現在のフランシスコ教皇はガチガチ左派だとされています。しかし、前教皇の意思を尊重し、フランス政治には介入せず、教会分裂を回避する決断をされるでしょう。
ブルームバーグ
5月2日記事、フランス大統領選挙の世論調査をしたところ、マクロン候補対ルペン候補は6対4でマクロン候補勝利のようです。ルペン候補は追い上げているようですが。
リスクオフしてきましたが、資産の一部をリスクオンしました。投資先は東京エレクトロン。半導体設備市場が好調でEUのごたごたと関係なく数年間は売上10%成長できそうです。
昨年のトランプ大統領当選の時も、直前で臆病風に吹かれた気が。。。
予想誤りと弁解
フランス革命「自由平等博愛」は色あせることない単純なフランス共和政のスローガンである。1700年代フランス革命からナポレオン時代を経て今へ続く輝かしい共和政の歴史を断絶させたくない、移民への博愛すばらしいとフランス人は考えたのだろう。日本人における日本国憲法第9条と同じかそれ以上に、フランス革命の歴史はフランス人の心を捉えて放さない。いわば、宗教なのかもしれない。

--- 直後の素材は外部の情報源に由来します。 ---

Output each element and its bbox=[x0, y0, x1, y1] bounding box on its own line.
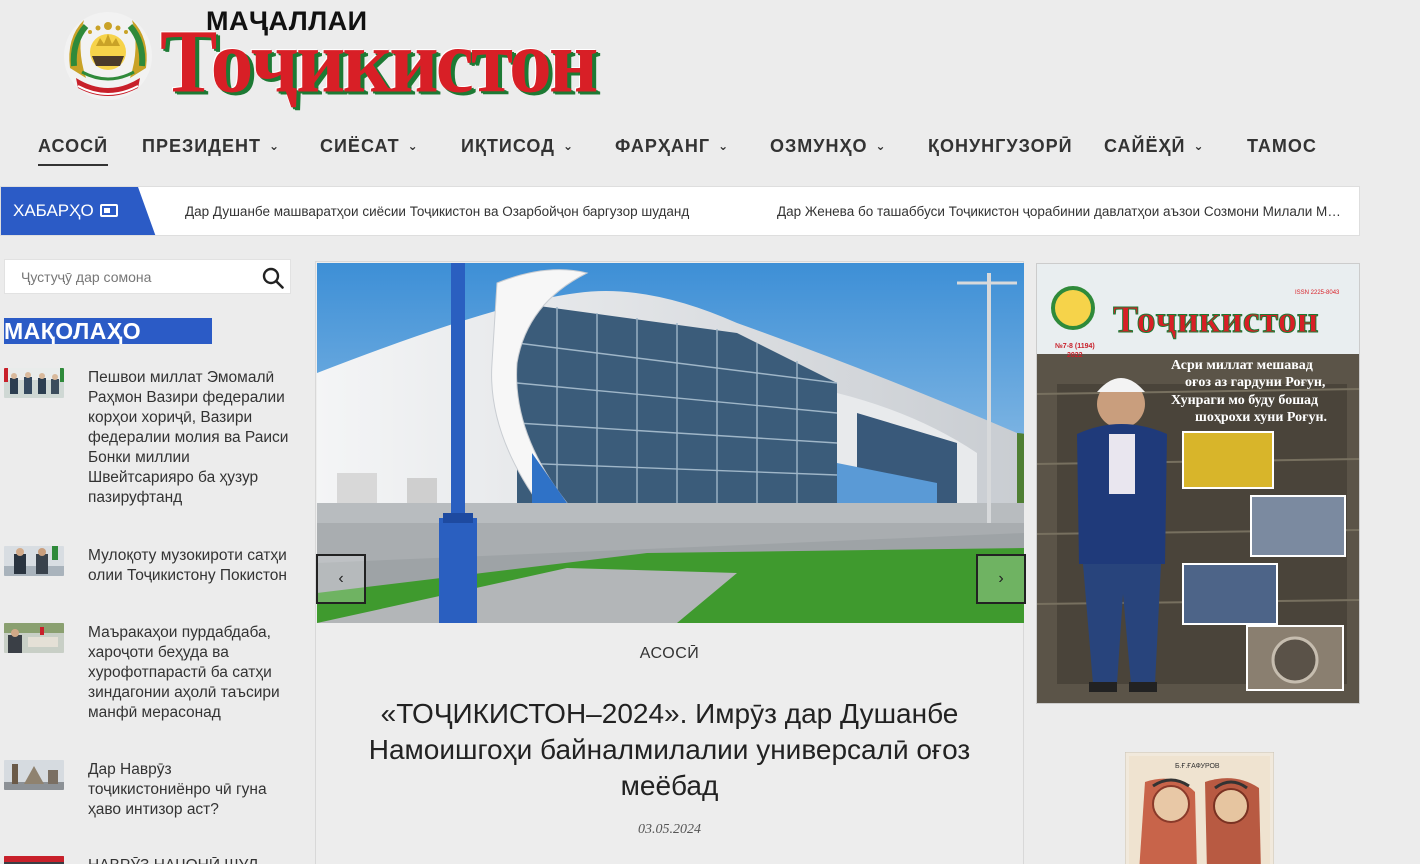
slide-title[interactable]: «ТОҶИКИСТОН–2024». Имрӯз дар Душанбе Нам… bbox=[346, 696, 993, 804]
article-title[interactable]: Пешвои миллат Эмомалӣ Раҳмон Вазири феде… bbox=[88, 368, 294, 508]
ticker-label-text: ХАБАРҲО bbox=[13, 201, 94, 220]
coat-of-arms-icon[interactable] bbox=[62, 8, 154, 102]
nav-item-label: ТАМОС bbox=[1247, 136, 1317, 156]
article-thumbnail[interactable] bbox=[4, 368, 64, 398]
article-thumbnail[interactable] bbox=[4, 856, 64, 864]
chevron-down-icon: ⌄ bbox=[1193, 139, 1205, 153]
nav-item-contact[interactable]: ТАМОС bbox=[1247, 136, 1317, 166]
chevron-down-icon: ⌄ bbox=[563, 139, 575, 153]
chevron-down-icon: ⌄ bbox=[875, 139, 887, 153]
chevron-down-icon: ⌄ bbox=[407, 139, 419, 153]
chevron-down-icon: ⌄ bbox=[269, 139, 281, 153]
nav-item-legislation[interactable]: ҚОНУНГУЗОРӢ bbox=[928, 136, 1073, 166]
page: МАҶАЛЛАИ Тоҷикистон АСОСӢ ПРЕЗИДЕНТ ⌄ СИЁ… bbox=[0, 0, 1420, 864]
search-box bbox=[4, 259, 291, 294]
site-header: МАҶАЛЛАИ Тоҷикистон bbox=[0, 0, 1420, 115]
nav-item-label: СИЁСАТ bbox=[320, 136, 400, 156]
logo-title[interactable]: Тоҷикистон bbox=[160, 16, 598, 106]
cover-year: 2022 bbox=[1067, 352, 1083, 359]
magazine-cover-image: Тоҷикистон ISSN 2225-8043 №7-8 (1194) 20… bbox=[1037, 264, 1359, 703]
slider-next-button[interactable]: › bbox=[976, 554, 1026, 604]
slide-date: 03.05.2024 bbox=[638, 822, 701, 837]
slider-prev-button[interactable]: ‹ bbox=[316, 554, 366, 604]
ticker-news-item[interactable]: Дар Душанбе машваратҳои сиёсии Тоҷикисто… bbox=[185, 204, 725, 219]
slide-category[interactable]: АСОСӢ bbox=[316, 645, 1023, 663]
nav-item-contests[interactable]: ОЗМУНҲО ⌄ bbox=[770, 136, 887, 166]
search-icon[interactable] bbox=[262, 267, 284, 289]
chevron-down-icon: ⌄ bbox=[718, 139, 730, 153]
article-title[interactable]: НАВРӮЗ НАҶОНӢ ШУЛ bbox=[88, 856, 294, 864]
nav-item-culture[interactable]: ФАРҲАНГ ⌄ bbox=[615, 136, 729, 166]
news-ticker: ХАБАРҲО Дар Душанбе машваратҳои сиёсии Т… bbox=[0, 186, 1360, 236]
cover-issn: ISSN 2225-8043 bbox=[1295, 290, 1340, 296]
newspaper-icon bbox=[99, 204, 118, 217]
nav-item-tourism[interactable]: САЙЁҲӢ ⌄ bbox=[1104, 136, 1205, 166]
cover-caption-line: Асри миллат мешавад bbox=[1171, 358, 1313, 373]
nav-item-label: АСОСӢ bbox=[38, 136, 109, 156]
nav-item-label: ИҚТИСОД bbox=[461, 136, 555, 156]
nav-item-label: ОЗМУНҲО bbox=[770, 136, 868, 156]
ticker-news-item[interactable]: Дар Женева бо ташаббуси Тоҷикистон ҷораб… bbox=[777, 204, 1343, 219]
cover-title: Тоҷикистон bbox=[1113, 299, 1319, 341]
article-thumbnail[interactable] bbox=[4, 623, 64, 653]
nav-item-president[interactable]: ПРЕЗИДЕНТ ⌄ bbox=[142, 136, 280, 166]
section-title-articles: МАҚОЛАҲО bbox=[4, 318, 212, 344]
nav-item-home[interactable]: АСОСӢ bbox=[38, 136, 109, 166]
article-thumbnail[interactable] bbox=[4, 760, 64, 790]
nav-item-label: САЙЁҲӢ bbox=[1104, 136, 1186, 156]
search-input[interactable] bbox=[5, 260, 245, 293]
nav-item-politics[interactable]: СИЁСАТ ⌄ bbox=[320, 136, 419, 166]
nav-item-label: ҚОНУНГУЗОРӢ bbox=[928, 136, 1073, 156]
featured-slide-image[interactable] bbox=[317, 263, 1024, 623]
article-title[interactable]: Маъракаҳои пурдабдаба, хароҷоти беҳуда в… bbox=[88, 623, 294, 723]
nav-item-label: ФАРҲАНГ bbox=[615, 136, 711, 156]
book-author: Б.Ғ.ҒАФУРОВ bbox=[1175, 763, 1220, 770]
cover-caption-line: шоҳрохи хуни Роғун. bbox=[1195, 410, 1327, 425]
book-cover-image: Б.Ғ.ҒАФУРОВ bbox=[1125, 752, 1274, 864]
cover-caption-line: Хунраги мо буду бошад bbox=[1171, 393, 1318, 408]
book-cover[interactable]: Б.Ғ.ҒАФУРОВ bbox=[1125, 752, 1274, 864]
article-title[interactable]: Дар Наврӯз тоҷикистониёнро чӣ гуна ҳаво … bbox=[88, 760, 294, 820]
featured-slider: ‹ › АСОСӢ «ТОҶИКИСТОН–2024». Имрӯз дар Д… bbox=[315, 261, 1026, 864]
article-thumbnail[interactable] bbox=[4, 546, 64, 576]
nav-item-economy[interactable]: ИҚТИСОД ⌄ bbox=[461, 136, 574, 166]
ticker-label: ХАБАРҲО bbox=[1, 187, 156, 235]
magazine-cover[interactable]: Тоҷикистон ISSN 2225-8043 №7-8 (1194) 20… bbox=[1036, 263, 1360, 704]
main-navigation: АСОСӢ ПРЕЗИДЕНТ ⌄ СИЁСАТ ⌄ ИҚТИСОД ⌄ ФАРҲАН… bbox=[0, 128, 1420, 168]
article-title[interactable]: Мулоқоту музокироти сатҳи олии Тоҷикисто… bbox=[88, 546, 294, 586]
cover-issue: №7-8 (1194) bbox=[1055, 342, 1095, 350]
cover-caption-line: оғоз аз гардуни Роғун, bbox=[1185, 375, 1325, 390]
nav-item-label: ПРЕЗИДЕНТ bbox=[142, 136, 261, 156]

残念ながら、宗教を政治に持ち込むと社会は停滞するか破滅する。宗教家は敵を愛せて言うが、現実には敵に寝首をかかれるのが落ちである。政治状況は刻々と変化するのに、宗教的枠内の手段で対処するしかなく、それは必ずしもベストの手段ではないからである。
ルペン候補が惨敗したのは、一般フランス人にフランス革命について再考する時間がなく、共和政の敵認定されていたということだろう。フランス革命はフランス人民が政治をするのが主眼であって、ヨーロッパの主のナポレオン様EU様が自由平等博愛の政治をするのではないのだが笑。(ナポレオンが皇帝になったのは、イギリスによる暗殺を警戒したためだと言われている。最悪イギリス笑)
EU内で各国政府にできることは、どちらかと言えば規制緩和方向のさじ加減で、デフレ・失業対策にはなりにくい。マクロン大統領は壁に当たれば路線を若干変更するかもしれないが、未知数。